It may sound good to you because it doesn't require any hard work WITHIN yourself. Probably backfire on you in terms of motivating your W though, unless of course she's the type of woman who just wants power and control over you, getting you to behave in a way that suits her, and doesn't really respect you. (Some women are plenty okay with that though and maybe you're married to one. Frankly, I think Dr. Laura is probably one of these women.)
That's the problem with this approach though. It is very disrespectful to men. It leaves men dependent upon women and doesn't encourage personal growth in men. It's as though she thinks men aren't capable of this kind of growth. These men continue to remain in bondage. Dependency is hard to respect. Easy to manipulate and control, but hard to respect.
You want lasting change and motivated desire from your W regarding sex with you? Be independent, be responsible for your OWN self-respect. Behave responsibly and treat others respectfully because it is the right thing to do...period. Love yourself because you know you are worth loving not because you need someone to make you feel loved. Develop real self-esteem...the kind that shows up as quiet confident strength, not the swaggering, fake stuff. Don't expect or wait for her (or anyone else) to set all the conditions up around you so that it is easy for you to be this kind of a person. It's your responsibility to become this kind of person, no one else's. Be this kind of a person and it won't matter what the conditions are around you. I believe that both men and women are fully capable and responsible for becoming this kind of person.
That's the way my H is. That's why I was independently looking for ways to improve my sexual desire. He didn't need to send me links or shove books at me. I want to contribute to his happiness. He is a man I respect. He is a man who stands as a full and complete human being independent of me. He doesn't hold me responsible for his sense of well-being.
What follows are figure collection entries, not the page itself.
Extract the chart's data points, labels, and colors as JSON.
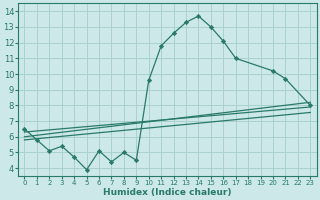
{
  "xlabel": "Humidex (Indice chaleur)",
  "bg_color": "#cce8e8",
  "grid_color": "#aad0d0",
  "line_color": "#2a7a6a",
  "xlim": [
    -0.5,
    23.5
  ],
  "ylim": [
    3.5,
    14.5
  ],
  "xticks": [
    0,
    1,
    2,
    3,
    4,
    5,
    6,
    7,
    8,
    9,
    10,
    11,
    12,
    13,
    14,
    15,
    16,
    17,
    18,
    19,
    20,
    21,
    22,
    23
  ],
  "yticks": [
    4,
    5,
    6,
    7,
    8,
    9,
    10,
    11,
    12,
    13,
    14
  ],
  "series1_x": [
    0,
    1,
    2,
    3,
    4,
    5,
    6,
    7,
    8,
    9,
    10,
    11,
    12,
    13,
    14,
    15,
    16,
    17,
    20,
    21,
    23
  ],
  "series1_y": [
    6.5,
    5.8,
    5.1,
    5.4,
    4.7,
    3.9,
    5.1,
    4.4,
    5.0,
    4.5,
    9.6,
    11.8,
    12.6,
    13.3,
    13.7,
    13.0,
    12.1,
    11.0,
    10.2,
    9.7,
    8.0
  ],
  "series2_x": [
    0,
    23
  ],
  "series2_y": [
    6.3,
    7.9
  ],
  "series3_x": [
    0,
    23
  ],
  "series3_y": [
    6.0,
    8.2
  ],
  "series4_x": [
    0,
    23
  ],
  "series4_y": [
    5.8,
    7.55
  ]
}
He is with me because he loves me and respects me and it is a choice, not because he needs me.
Be that kind of person and she'll WANT to keep you in her life. She'll want to do whatever she can to jumpstart her desire. She'll want to contribute to your happiness because it gives her joy to do so, not just to keep you behaving like a good little puppy.
If you're trying to "make" her respect you or you think she just "ought" to respect you, you've started at the wrong end. It starts with you and has nothing to do with her.